King The Land: Upaya Mengubah Citra Piramida Kurban Pekerja
Bangunan yang menjadi latar penceritaan film itu hampir genap seratus tahun. Alih-alih bisnis hancur lantaran uzur, Hotel King menjadi hotel termegah seantero Korea Selatan. Namun, di balik kesannya sebagai hotel terbaik, banyak cerita nasib pekerja yang terbalik. Dari permasalahan pemagangan, penyingkiran, tindas-menindas memanjat karier hingga praktik union busting dan pembunuhan karakter.
Melalui 16 episode drama Korea bertajuk King The Land, penonton diajak masuk melihat bagaimana Hotel King dan bisnis lain konglomerat Goo II Hoon beroperasi. Diawali dengan cerita Cheon Sa-rang, perempuan pemagang lulusan D-2 yang meniti cita-citanya menjadi hotelier. Pada hari pertama magangnya ia bersemangat. Setiap intruksi dari instruktur pemagang, ia ikuti. Ia tetap tersenyum meskipun ditempatkan di ruang gym hotel dan hanya disuruh membersihkan keringat para pengunjung yang tercecer pada alat-alat gym. Ia tetap semangat meskipun di sela-sela istirahatnya, seniornya membeberkan fakta dunia kerja seperti sulitnya pekerja untuk naik kariernya.
"Kenapa kau senyum terus? Hotel itu sesungguhnya ada di lobi lantai satu. Staf di sini pakai baju olahraga, staf di sana pakai seragam... Mau bekerja keras sekeras apapun orang sepertimu mustahil mendekati lobi hotel meski dunia kiamat. Aku saja terperangkap di sini selama lima tahun (episode 1 menit 26:15).
Berbeda dengan Sa-rang yang menjalani hari pertama magangnya dengan lancar, Goo Won putra konglomerat pemilik hotel di King Group menjalani hari pertama sebagai hari terakhir magangnya. Bersama rekan magangnya yang lain di hadapan intruktur magang ia menyimak penjelasan yang intimidatif.
"Yang terpenting bagi pegawai magang itu adalah punya otak, bukan memahami tugas atau membantu senior. Walau sudah gesit dan bekerja keras, tamatlah riwayat kalian kalau sudah dicap sebagai tak punya otak." (episode 1 menit 11:36).
Instruksi yang intimidatif dari instruktur magang tersebut memberikan kesan yang berbeda kepada pemagang. Bagi No Sang Sik peserta magang, yang tak memiliki bargaining power, magang menjadi proses meniti karier meskipun harus menjinakkan diri dengan semua budaya perploncoan perusahaan dari senior yang menindasnya dan menjadi kambing hitam atas kesalahan yang bukan dilakukannya.

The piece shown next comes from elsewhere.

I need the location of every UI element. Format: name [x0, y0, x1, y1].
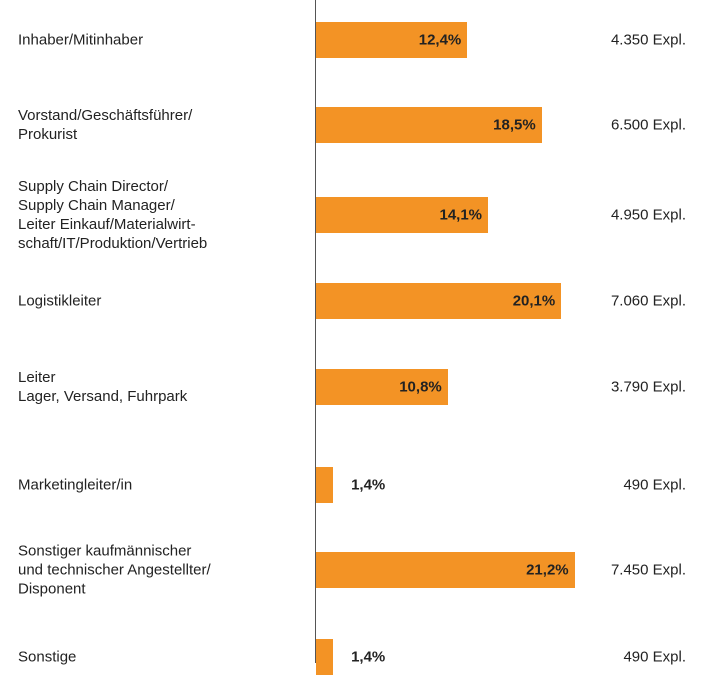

"Dengar baik-baik, ini magang kelimaku. Bila kau begini terus jangankan pegawai tetap, pegawai kontrak pun sulit. Kumohon gunakan akal sehatmu" ujar No Sang Sik kepada Goo Won (episode 1 menit 13:34).
Goo Won yang memiliki bargaining power lantaran latar belakang keluarganya tentu berani bicara. Ia memberikan kesaksian atas No Sang Sik yang dikambinghitamkan oleh karyawan senior.
"Dia hanya menuruti perintah atasan sesuai aturan. Bila hasilnya salah, berarti yang salah yang memerintah, bukan? Menurutku salah menyalahkan bawahan tanpa tahu penyebabnya..." (episode 1 menit 16:30).
Kerja, Dikerjai
Problem senioritas yang kelewat batas tak hanya dialami pemagang, buruh junior pun tak luput dari elegi macam itu. Sepanjang episode lain, penonton disuguhkan kuatnya senioritas yang dihadapi buruh junior Grup King. Buruh junior Grup King itu bernama Oh Pyeong-Hwa dan kang Da-Eul yang merupakan sahabat Sha-rang. Melalui kisah Oh Pyeong-Hwa dari devisi penerbangan Grup King, penonton mendapat gambaran bagaimana sulitnya naik jabatan. Bukan lantaran prestasi seorang buruh mendapat promosi naik jabatan, melainkan seberapa pintar menyenangkan hati senior!